KPK Inisiasi Pakta Integritas di Halmahera Timur

HALMAHERA TIMUR – Komisi Pemberantasan Korupsi (KPK) meminta para pejabat di lingkungan Pemerintahan Kabupaten Halmahera Timur berkomitmen dalam pengembalian aset daerah yang digunakan para aparatur setelah selesai menjabat. Yakni melalui penandatanganan pakta integritas aset.

Hal itu ditegaskan KPK dalam rangkaian kegiatan koordinasi dan supervisi sektor pertambangan di Halmahera Timur, Maluku Utara, dengan menggelar Rapat Monitoring dan Evaluasi Pemerintahan Kabupaten Halmahera Timur. Rapat digelar di Aula Kantor Bupati Halmahera Timur.

Dian Patria, Kepala Satuan Tugas Korsup Wilayah V KPK mengatakan tujuan penandatanganan pakta integritas aset ini adalah selain memenuhi salah satu sub-indikator pada MCP (Monitoring Centre for Pevention), juga untuk optimalisasi pemasukan daerah di Kabupaten tersebut.

“Jika aset daerah yang digunakan pejabat terkait tidak dikembalikan, maka yang bersangkutan akan diproses hukum,” ujar Dian, dalam keterangan tertulis yang diterima Infopublik, Selasa (1/11/2022).

Menurut Dian, penguasan aset oleh penjabat dan mantan pejabat jamak ditemukan di wilayah timur Indonesia termasuk di Kabupaten Halmahera Timur. Oleh karena itu, KPK menginisiasi penandatangan pakta ini bagi para Kepala Daerah, Ketua Dewan, dan seluruh pejabat.

“Agar ada kontrol juga oleh masyarakat untuk melaporkan pejabat/mantan pejabat yang menguasai aset secara tidak sah dan diproses hukum,” ujar Dian.

Lanjut Dian, Tim Korsup bersama Pemkab Halmahera Timur juga melakukan pemasangan plang guna pengamanan pada tiga aset tanah milik pemerintahan kabupatennya. Plang tersebut dipasang di TPU Soagimalaha seluas 39.937 meter persegi, Terminal Kota Maba seluas 2.000 meter persegi, dan Balai Latihan Kerja seluas 238.879 meter persegi.

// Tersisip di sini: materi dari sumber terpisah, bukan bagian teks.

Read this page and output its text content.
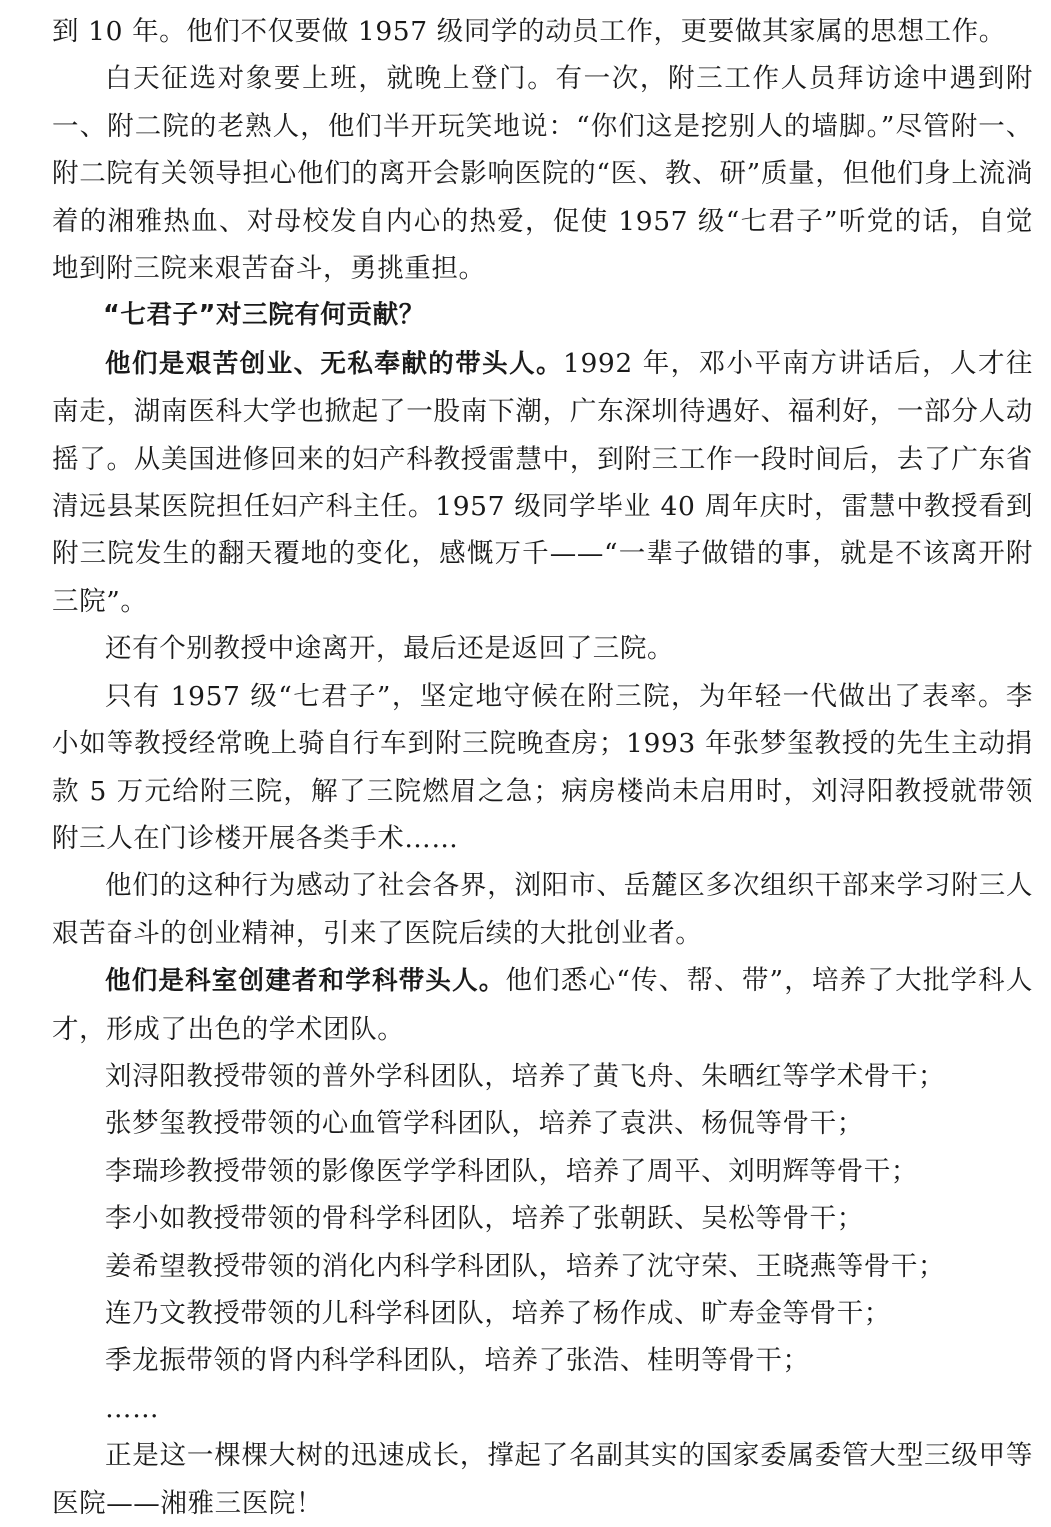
到 10 年。他们不仅要做 1957 级同学的动员工作，更要做其家属的思想工作。

白天征选对象要上班，就晚上登门。有一次，附三工作人员拜访途中遇到附一、附二院的老熟人，他们半开玩笑地说：“你们这是挖别人的墙脚。”尽管附一、附二院有关领导担心他们的离开会影响医院的“医、教、研”质量，但他们身上流淌着的湘雅热血、对母校发自内心的热爱，促使 1957 级“七君子”听党的话，自觉地到附三院来艰苦奋斗，勇挑重担。

“七君子”对三院有何贡献？

他们是艰苦创业、无私奉献的带头人。1992 年，邓小平南方讲话后，人才往南走，湖南医科大学也掀起了一股南下潮，广东深圳待遇好、福利好，一部分人动摇了。从美国进修回来的妇产科教授雷慧中，到附三工作一段时间后，去了广东省清远县某医院担任妇产科主任。1957 级同学毕业 40 周年庆时，雷慧中教授看到附三院发生的翻天覆地的变化，感慨万千——“一辈子做错的事，就是不该离开附三院”。

还有个别教授中途离开，最后还是返回了三院。

只有 1957 级“七君子”，坚定地守候在附三院，为年轻一代做出了表率。李小如等教授经常晚上骑自行车到附三院晚查房；1993 年张梦玺教授的先生主动捐款 5 万元给附三院，解了三院燃眉之急；病房楼尚未启用时，刘浔阳教授就带领附三人在门诊楼开展各类手术……

他们的这种行为感动了社会各界，浏阳市、岳麓区多次组织干部来学习附三人艰苦奋斗的创业精神，引来了医院后续的大批创业者。

他们是科室创建者和学科带头人。他们悉心“传、帮、带”，培养了大批学科人才，形成了出色的学术团队。

刘浔阳教授带领的普外学科团队，培养了黄飞舟、朱晒红等学术骨干；

张梦玺教授带领的心血管学科团队，培养了袁洪、杨侃等骨干；

李瑞珍教授带领的影像医学学科团队，培养了周平、刘明辉等骨干；

李小如教授带领的骨科学科团队，培养了张朝跃、吴松等骨干；

姜希望教授带领的消化内科学科团队，培养了沈守荣、王晓燕等骨干；

连乃文教授带领的儿科学科团队，培养了杨作成、旷寿金等骨干；

季龙振带领的肾内科学科团队，培养了张浩、桂明等骨干；

……

正是这一棵棵大树的迅速成长，撑起了名副其实的国家委属委管大型三级甲等医院——湘雅三医院！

“Kami juga melakukan pemasangan plang di dua wilayah perusahaan tambang yang belum melunasi kewajibannya kepada Pemda sekaligus sebagai tindak lanjut dari temuan BPK,” ujar Dian.

Sambung Dian, temuan BPK selama beberapa tahun terakhir ada dua perusahaan tambang di Kawasan Halmahera Timur yang belum menyetorkan pendapatannya ke Pemda Maluku Utara. Yaitu PT. Adhita Nikel Indonesia sebesar Rp1 miliar rupiah dan PT Sembaki Tambang Sentosa (STS) sebesar Rp1,9 miliar.

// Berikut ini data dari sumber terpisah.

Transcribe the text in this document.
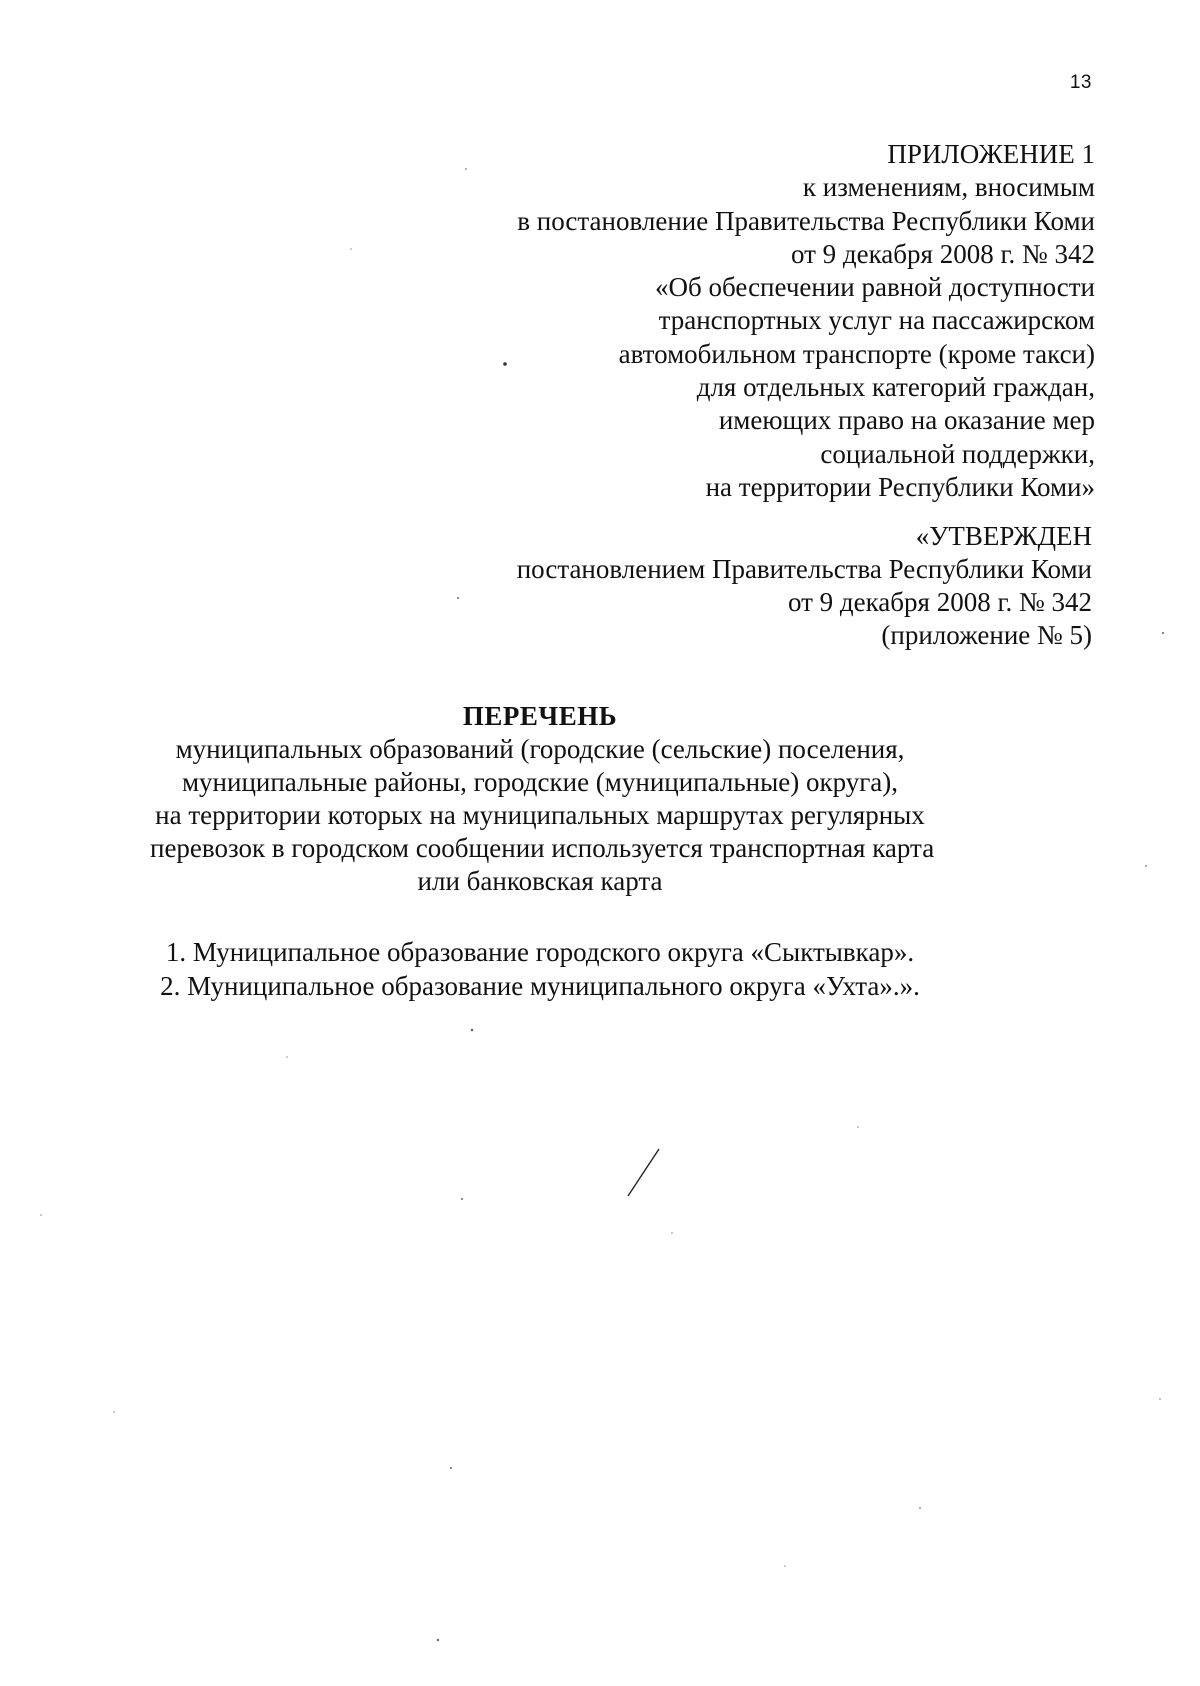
13
ПРИЛОЖЕНИЕ 1
к изменениям, вносимым
в постановление Правительства Республики Коми
от 9 декабря 2008 г. № 342
«Об обеспечении равной доступности
транспортных услуг на пассажирском
автомобильном транспорте (кроме такси)
для отдельных категорий граждан,
имеющих право на оказание мер
социальной поддержки,
на территории Республики Коми»
«УТВЕРЖДЕН
постановлением Правительства Республики Коми
от 9 декабря 2008 г. № 342
(приложение № 5)
ПЕРЕЧЕНЬ
муниципальных образований (городские (сельские) поселения,
муниципальные районы, городские (муниципальные) округа),
на территории которых на муниципальных маршрутах регулярных
перевозок в городском сообщении используется транспортная карта
или банковская карта
1. Муниципальное образование городского округа «Сыктывкар».
2. Муниципальное образование муниципального округа «Ухта».».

Ricky Chairul Richfat, Sekda Halmahera Timur, mengungkapkan berterima kasih kepada KPK karena telah membantu melakukan optimalisasi pemasukan daerah di kabupatennya, semata untuk kepentingan masyarakat daerahnya. “Kami mengapresiasi apa yang telah dilakukan KPK atas pendampingan optimalisasi aset daerah di Kabupaten itu,” ujarnya.

Unit Korsup KPK melakukan serangkaian kegiatan di Kabupaten Halmahera Timur, Maluku Utara sejak Minggu, 30 Oktober hingga 1 November 2022. Agenda utama KPK yakni melakukan perbaikan tata kelola di sektor pertambangan serta melakukan monitoring dan evaluasi kinerja Pemda setempat melalui MCP (Monitoring Centre for Pevention).